BSP Deputy Governor Diwa C. Guinigundo said that in their monitoring of the numbers, while they consider all data updates, their eye is mostly on the inflation path over the medium term.

“We don’t just focus on what we see today but you have to look at it with the medium-term perspective — what is next in 2019 and 2020,” he said. “We have to also look at what’s happening in inflation expectations in the light of what the market describes as increasing trend of inflation and higher inflation expectations – those two are important inputs to monetary policy consideration,” said Guinigundo.

“The market – wrongly or correctly – believes that inflation expectations is beginning to be disanchored, and people say that prices have gone up and that this is the time for the BSP to reconsider its present monetary policy stance,” he remarked. “But then you have the discipline of inflation targeting, you just don’t move the policy rate without considering all of the factors that we normally consider in inflation targeting.”

Guinigundo said that since they see inflation falling to within the target in 2019 – and considering both price and monetary conditions – “if inflation is expected to revert to a target consistent path, then why move at this point?”

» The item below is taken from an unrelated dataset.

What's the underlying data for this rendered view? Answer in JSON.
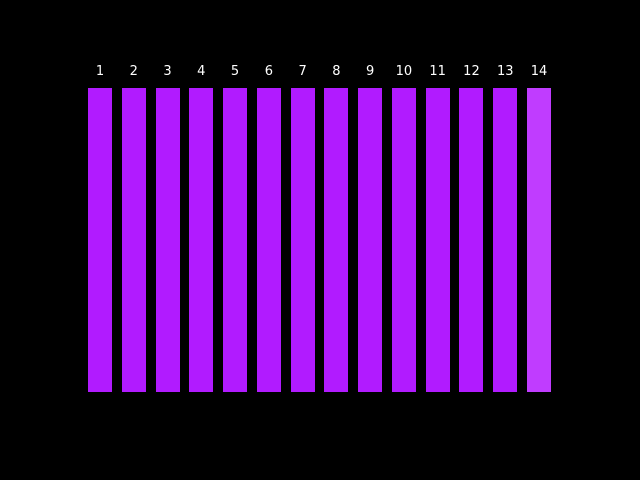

He however stressed that if “all of this points of consideration (indicate) the need for the BSP to undertake some decisive action we will not have second thoughts on this because maintaining price stability is our primary mandate.”

Guinigundo said inflation is elevated because of the revised tax policy and high petroleum prices, and these are all on the supply side. “Monetary policy doesn’t normally respond to supply side (factors),” he added.

During its previous policy meeting on March 22, the BSP estimates average inflation forecast of 3.9 percent for 2018 and three percent next year.

The central bank is currently reviewing a measured policy response to ensure that the 2019 inflation target is not at risk.